Liebe Hamburger – noch Gäste an Weihnachten gefällig?

Der blonde Engel auf dem Bild ist Sarah. Sarah gehört dem Verein Herzliches Lokstedt e.V. an und arbeitet ehrenamtlich in einer neuen Zentralen Erstaufnahmestelle in Lokstedt. Durch ihren täglichen Kontakt dort mit frisch angekommenen Geflüchteten aus Syrien, Irak, Afghanistan etc. hat sie schnell gemerkt, dass sehr viele unheimlich interessiert daran sind, Weihnachten bei einer Hamburger Familie zu verbringen, das Fest und die Hamburger näher kennenzulernen. Dass außerdem Weihnachten bei einer einheimischen Familie schöner ist als in der provisorischen Massenunterkunft versteht sich von selbst – wem von uns würde es andersrum nicht genauso gehen.

Daher hat Sarah bereits im Alleingang schon 80 Menschen aus der ZEA an Hamburger Familien, Paare oder Alleinstehende vermittelt, die ihre Türen für fremde Gäste öffnen möchten. Das alles organisiert Sarah bisher alleinig über Facebook und mit einem herrlich chaotischen Zettelsystem, alles mit einer beeindruckenden Hingabe und viel Humor.

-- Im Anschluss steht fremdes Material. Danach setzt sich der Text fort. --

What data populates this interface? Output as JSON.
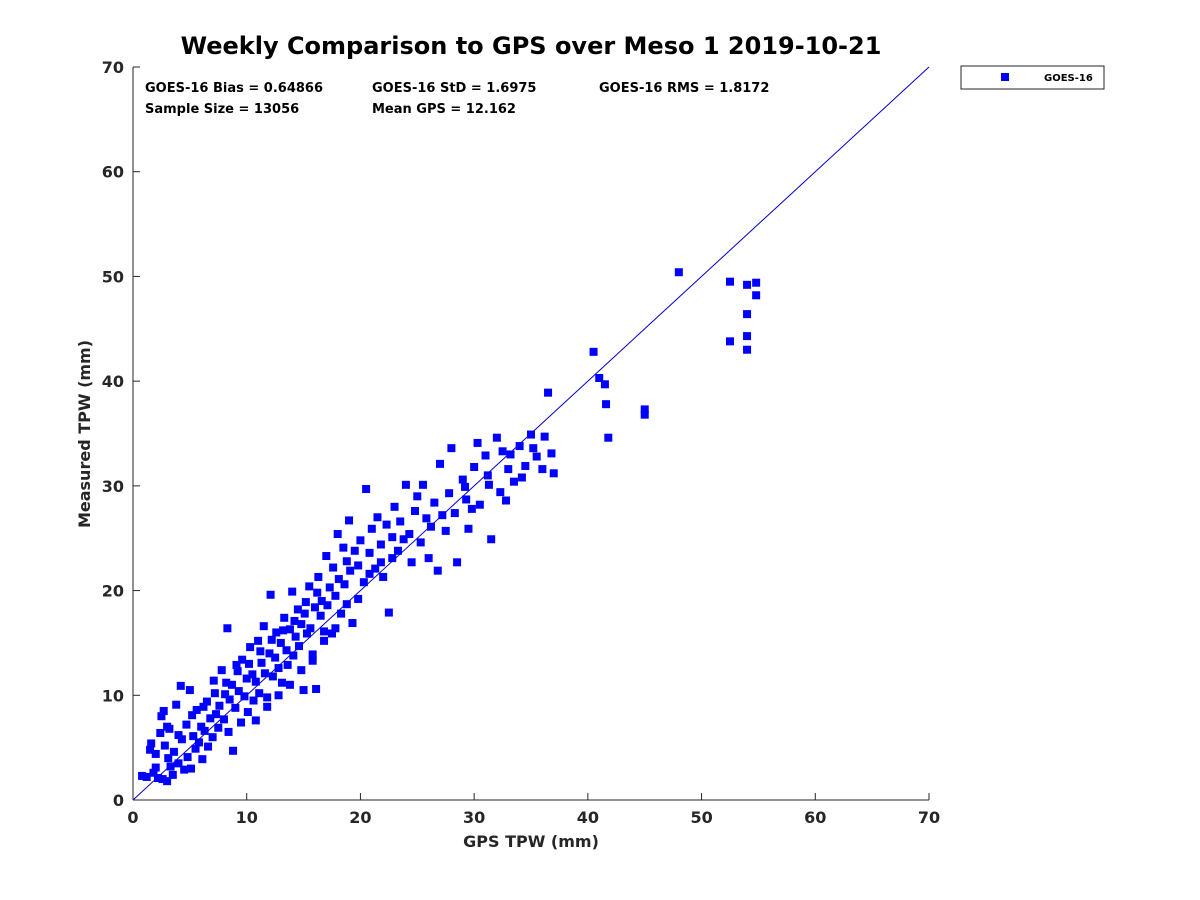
{
  "colors": {
    "marker": "#0000ff",
    "line": "#0000cc",
    "axis": "#262626",
    "background": "#ffffff"
  },
  "chart_data": {
    "type": "scatter",
    "title": "Weekly Comparison to GPS over Meso 1 2019-10-21",
    "xlabel": "GPS TPW (mm)",
    "ylabel": "Measured TPW (mm)",
    "xlim": [
      0,
      70
    ],
    "ylim": [
      0,
      70
    ],
    "xticks": [
      "0",
      "10",
      "20",
      "30",
      "40",
      "50",
      "60",
      "70"
    ],
    "yticks": [
      "0",
      "10",
      "20",
      "30",
      "40",
      "50",
      "60",
      "70"
    ],
    "grid": false,
    "legend": {
      "placement": "outside top-right",
      "entries": [
        "GOES-16"
      ]
    },
    "reference_line": {
      "name": "1:1 line",
      "from": [
        0,
        0
      ],
      "to": [
        70,
        70
      ]
    },
    "stats": {
      "bias": "GOES-16 Bias = 0.64866",
      "std": "GOES-16 StD = 1.6975",
      "rms": "GOES-16 RMS = 1.8172",
      "sample_size": "Sample Size = 13056",
      "mean_gps": "Mean GPS = 12.162"
    },
    "series": [
      {
        "name": "GOES-16",
        "marker": "square",
        "points": [
          [
            0.8,
            2.3
          ],
          [
            1.2,
            2.2
          ],
          [
            1.5,
            4.8
          ],
          [
            1.6,
            5.4
          ],
          [
            1.8,
            2.6
          ],
          [
            2.0,
            3.1
          ],
          [
            2.2,
            2.1
          ],
          [
            2.4,
            6.4
          ],
          [
            2.5,
            8.0
          ],
          [
            2.6,
            2.0
          ],
          [
            2.7,
            8.5
          ],
          [
            2.8,
            5.2
          ],
          [
            3.0,
            1.8
          ],
          [
            3.1,
            4.0
          ],
          [
            3.2,
            6.8
          ],
          [
            3.3,
            3.2
          ],
          [
            3.5,
            2.4
          ],
          [
            3.6,
            4.6
          ],
          [
            3.8,
            9.1
          ],
          [
            4.0,
            3.5
          ],
          [
            4.2,
            10.9
          ],
          [
            4.3,
            5.8
          ],
          [
            4.5,
            2.9
          ],
          [
            4.7,
            7.2
          ],
          [
            4.8,
            4.1
          ],
          [
            5.0,
            10.5
          ],
          [
            5.1,
            3.0
          ],
          [
            5.3,
            6.1
          ],
          [
            5.5,
            4.9
          ],
          [
            5.6,
            8.6
          ],
          [
            5.8,
            5.5
          ],
          [
            6.0,
            7.0
          ],
          [
            6.1,
            3.9
          ],
          [
            6.3,
            6.6
          ],
          [
            6.5,
            9.4
          ],
          [
            6.6,
            5.1
          ],
          [
            6.8,
            7.8
          ],
          [
            7.0,
            6.0
          ],
          [
            7.1,
            11.4
          ],
          [
            7.3,
            8.2
          ],
          [
            7.5,
            6.9
          ],
          [
            7.6,
            9.0
          ],
          [
            7.8,
            12.4
          ],
          [
            8.0,
            7.7
          ],
          [
            8.1,
            10.1
          ],
          [
            8.3,
            16.4
          ],
          [
            8.4,
            6.5
          ],
          [
            8.5,
            9.6
          ],
          [
            8.7,
            11.0
          ],
          [
            8.8,
            4.7
          ],
          [
            9.0,
            8.8
          ],
          [
            9.1,
            12.9
          ],
          [
            9.3,
            10.4
          ],
          [
            9.5,
            7.4
          ],
          [
            9.6,
            13.4
          ],
          [
            9.8,
            9.9
          ],
          [
            10.0,
            11.6
          ],
          [
            10.1,
            8.4
          ],
          [
            10.3,
            14.6
          ],
          [
            10.5,
            12.0
          ],
          [
            10.6,
            9.5
          ],
          [
            10.8,
            11.3
          ],
          [
            11.0,
            15.2
          ],
          [
            11.1,
            10.2
          ],
          [
            11.3,
            13.1
          ],
          [
            11.5,
            16.6
          ],
          [
            11.6,
            12.1
          ],
          [
            11.8,
            9.8
          ],
          [
            12.0,
            14.0
          ],
          [
            12.1,
            19.6
          ],
          [
            12.3,
            11.8
          ],
          [
            12.5,
            13.6
          ],
          [
            12.6,
            16.0
          ],
          [
            12.8,
            12.6
          ],
          [
            13.0,
            15.0
          ],
          [
            13.1,
            11.2
          ],
          [
            13.3,
            17.4
          ],
          [
            13.5,
            14.3
          ],
          [
            13.6,
            12.9
          ],
          [
            13.8,
            16.3
          ],
          [
            14.0,
            19.9
          ],
          [
            14.1,
            13.8
          ],
          [
            14.3,
            15.6
          ],
          [
            14.5,
            18.2
          ],
          [
            14.6,
            14.7
          ],
          [
            14.8,
            16.8
          ],
          [
            15.0,
            10.5
          ],
          [
            15.1,
            17.8
          ],
          [
            15.3,
            15.9
          ],
          [
            15.5,
            20.4
          ],
          [
            15.6,
            16.4
          ],
          [
            15.8,
            13.3
          ],
          [
            16.0,
            18.4
          ],
          [
            16.1,
            10.6
          ],
          [
            16.3,
            21.3
          ],
          [
            16.5,
            17.6
          ],
          [
            16.6,
            19.0
          ],
          [
            16.8,
            16.1
          ],
          [
            17.0,
            23.3
          ],
          [
            17.1,
            18.6
          ],
          [
            17.3,
            20.3
          ],
          [
            17.5,
            15.9
          ],
          [
            17.6,
            22.2
          ],
          [
            17.8,
            19.5
          ],
          [
            18.0,
            25.4
          ],
          [
            18.1,
            21.1
          ],
          [
            18.3,
            17.8
          ],
          [
            18.5,
            24.1
          ],
          [
            18.6,
            20.6
          ],
          [
            18.8,
            22.8
          ],
          [
            19.0,
            26.7
          ],
          [
            19.1,
            21.9
          ],
          [
            19.3,
            16.9
          ],
          [
            19.5,
            23.8
          ],
          [
            19.8,
            22.4
          ],
          [
            20.0,
            24.8
          ],
          [
            20.3,
            20.8
          ],
          [
            20.5,
            29.7
          ],
          [
            20.8,
            23.6
          ],
          [
            21.0,
            25.9
          ],
          [
            21.3,
            22.1
          ],
          [
            21.5,
            27.0
          ],
          [
            21.8,
            24.4
          ],
          [
            22.0,
            21.3
          ],
          [
            22.3,
            26.3
          ],
          [
            22.5,
            17.9
          ],
          [
            22.8,
            25.1
          ],
          [
            23.0,
            28.0
          ],
          [
            23.3,
            23.8
          ],
          [
            23.5,
            26.6
          ],
          [
            24.0,
            30.1
          ],
          [
            24.3,
            25.4
          ],
          [
            24.5,
            22.7
          ],
          [
            24.8,
            27.6
          ],
          [
            25.0,
            29.0
          ],
          [
            25.3,
            24.6
          ],
          [
            25.5,
            30.1
          ],
          [
            25.8,
            26.9
          ],
          [
            26.0,
            23.1
          ],
          [
            26.5,
            28.4
          ],
          [
            26.8,
            21.9
          ],
          [
            27.0,
            32.1
          ],
          [
            27.5,
            25.7
          ],
          [
            27.8,
            29.3
          ],
          [
            28.0,
            33.6
          ],
          [
            28.3,
            27.4
          ],
          [
            28.5,
            22.7
          ],
          [
            29.0,
            30.6
          ],
          [
            29.3,
            28.7
          ],
          [
            29.5,
            25.9
          ],
          [
            30.0,
            31.8
          ],
          [
            30.3,
            34.1
          ],
          [
            30.5,
            28.2
          ],
          [
            31.0,
            32.9
          ],
          [
            31.3,
            30.1
          ],
          [
            31.5,
            24.9
          ],
          [
            32.0,
            34.6
          ],
          [
            32.3,
            29.4
          ],
          [
            32.5,
            33.3
          ],
          [
            33.0,
            31.6
          ],
          [
            33.5,
            30.4
          ],
          [
            34.0,
            33.8
          ],
          [
            34.5,
            31.9
          ],
          [
            35.0,
            34.9
          ],
          [
            35.5,
            32.8
          ],
          [
            36.0,
            31.6
          ],
          [
            36.5,
            38.9
          ],
          [
            36.8,
            33.1
          ],
          [
            37.0,
            31.2
          ],
          [
            40.5,
            42.8
          ],
          [
            41.0,
            40.3
          ],
          [
            41.5,
            39.7
          ],
          [
            41.8,
            34.6
          ],
          [
            41.6,
            37.8
          ],
          [
            45.0,
            37.3
          ],
          [
            45.0,
            36.8
          ],
          [
            48.0,
            50.4
          ],
          [
            52.5,
            49.5
          ],
          [
            52.5,
            43.8
          ],
          [
            54.0,
            49.2
          ],
          [
            54.0,
            46.4
          ],
          [
            54.0,
            44.3
          ],
          [
            54.0,
            43.0
          ],
          [
            54.8,
            49.4
          ],
          [
            54.8,
            48.2
          ],
          [
            2.0,
            4.4
          ],
          [
            3.0,
            7.0
          ],
          [
            4.0,
            6.2
          ],
          [
            5.2,
            8.1
          ],
          [
            6.2,
            8.9
          ],
          [
            7.2,
            10.2
          ],
          [
            8.2,
            11.2
          ],
          [
            9.2,
            12.3
          ],
          [
            10.2,
            13.0
          ],
          [
            11.2,
            14.2
          ],
          [
            12.2,
            15.3
          ],
          [
            13.2,
            16.2
          ],
          [
            14.2,
            17.1
          ],
          [
            15.2,
            18.9
          ],
          [
            16.2,
            19.8
          ],
          [
            10.8,
            7.6
          ],
          [
            11.8,
            8.9
          ],
          [
            12.8,
            10.0
          ],
          [
            13.8,
            11.0
          ],
          [
            14.8,
            12.4
          ],
          [
            15.8,
            13.9
          ],
          [
            16.8,
            15.2
          ],
          [
            17.8,
            16.4
          ],
          [
            18.8,
            18.7
          ],
          [
            19.8,
            19.2
          ],
          [
            20.8,
            21.6
          ],
          [
            21.8,
            22.7
          ],
          [
            22.8,
            23.1
          ],
          [
            23.8,
            24.9
          ],
          [
            26.2,
            26.1
          ],
          [
            27.2,
            27.2
          ],
          [
            29.2,
            29.9
          ],
          [
            31.2,
            31.0
          ],
          [
            33.2,
            33.0
          ],
          [
            35.2,
            33.6
          ],
          [
            29.8,
            27.8
          ],
          [
            32.8,
            28.6
          ],
          [
            34.2,
            30.8
          ],
          [
            36.2,
            34.7
          ]
        ]
      }
    ]
  }
}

Die Idee ist die eines „Welcome Dinners“ – eine Geste des Willkommens, ein persönlicher Kontakt, und sei es nur einen Abend. Viele der Ankommenden lernen kaum Einheimische, geschweige denn deren Zuhause kennen. Da viele Hamburger dazu Lust haben, aber selbst keinen Kontakt zu Geflüchteten haben, können sich über die Plattform Welcome-Dinner als Gastgeber anmelden und werden von Ehrenamtlichen an interessierte Gäste vermittelt. Ein tolles Konzept, nur leider, oder gerade deshalb, sind die Ehrenamtlichen aktuell überschwemmt und können bis Ende Januar keine Anfragen mehr beantworten.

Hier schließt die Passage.